Messer has reported its strongest financial performance to date in 2024, driven by regional expansion and sustained investment across core markets.
The privately owned industrial, medical and specialty gases company posted group sales of approximately €4.5bn ($4.8bn), up 2% year-on-year. Earnings before tax and depreciation rose 10% to €1.4bn ($1.5bn), supported by new plant start-ups, a broader mix of customers, and strong demand from aerospace, semiconductors and healthcare.
CEO Bernd Eulitz said the company’s diverse footprint and local production model helped its resilience.
“The industrial gases business proves resilient even in globally challenging times…. The vast majority of our products are produced locally to serve local customers, with only limited cross-border business.”

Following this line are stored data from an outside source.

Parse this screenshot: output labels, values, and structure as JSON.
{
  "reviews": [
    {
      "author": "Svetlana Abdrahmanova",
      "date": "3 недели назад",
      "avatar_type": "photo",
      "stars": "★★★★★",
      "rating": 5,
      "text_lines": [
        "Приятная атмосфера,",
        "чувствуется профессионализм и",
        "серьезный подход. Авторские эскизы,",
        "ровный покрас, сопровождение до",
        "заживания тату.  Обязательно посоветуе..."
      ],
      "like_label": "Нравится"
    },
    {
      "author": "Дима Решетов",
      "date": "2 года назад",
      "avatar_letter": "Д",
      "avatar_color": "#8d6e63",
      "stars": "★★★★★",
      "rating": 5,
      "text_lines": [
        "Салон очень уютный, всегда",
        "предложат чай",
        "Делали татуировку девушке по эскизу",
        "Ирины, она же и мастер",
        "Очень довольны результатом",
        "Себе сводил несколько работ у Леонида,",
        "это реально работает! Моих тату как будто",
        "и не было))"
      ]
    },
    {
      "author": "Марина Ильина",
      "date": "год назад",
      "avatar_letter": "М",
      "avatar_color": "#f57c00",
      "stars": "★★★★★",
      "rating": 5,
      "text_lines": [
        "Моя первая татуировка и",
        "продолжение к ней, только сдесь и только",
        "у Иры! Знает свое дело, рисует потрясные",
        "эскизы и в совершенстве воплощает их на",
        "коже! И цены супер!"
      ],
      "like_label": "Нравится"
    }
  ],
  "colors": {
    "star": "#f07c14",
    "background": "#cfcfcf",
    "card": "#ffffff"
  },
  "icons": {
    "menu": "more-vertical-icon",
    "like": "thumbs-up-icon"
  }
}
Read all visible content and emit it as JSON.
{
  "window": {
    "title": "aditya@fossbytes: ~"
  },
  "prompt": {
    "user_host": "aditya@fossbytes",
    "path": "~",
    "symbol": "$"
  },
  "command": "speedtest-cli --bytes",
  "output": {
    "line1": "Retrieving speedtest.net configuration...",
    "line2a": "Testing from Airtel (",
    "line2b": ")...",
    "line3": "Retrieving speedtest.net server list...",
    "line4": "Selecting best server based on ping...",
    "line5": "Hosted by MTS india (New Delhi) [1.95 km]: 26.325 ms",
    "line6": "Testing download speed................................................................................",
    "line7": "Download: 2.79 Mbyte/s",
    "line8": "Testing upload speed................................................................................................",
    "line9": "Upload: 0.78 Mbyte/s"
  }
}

Messer invested around €900m ($960m) in 2024 on capacity expansions, maintenance and strategic initiatives, including helium infrastructure in the US and green hydrogen projects in Europe.
Regional performance
In the Americas, sales rose to €2.4bn ($2.56bn), including €1.6bn ($1.71bn) of sales from the US. Investment remained strong across aerospace, semiconductors, and medical gases. In Latin America, infrastructure upgrades supported growth.
European sales held steady at €1.3bn ($1.39bn). New CO2 plants were commissioned in Austria, Poland, Slovenia and Serbia. Messer also advanced two green hydrogen projects: a 25MW plant in Zeebrugge, Belgium (via the Hyoffwind joint venture), and a 10MW facility in Germany (HyDN).
In Asia, sales were steady at €800m ($850m), with €700m ($750m) from China and €100m ($110m) from south-east Asia markets. Growth in Vietnam offset weaker conditions in China, underpinned by demand for pipeline and liquefied gases.
The company also expanded its end-market presence in Vietnam and Thailand, with new assets supporting food processing, electronics and healthcare.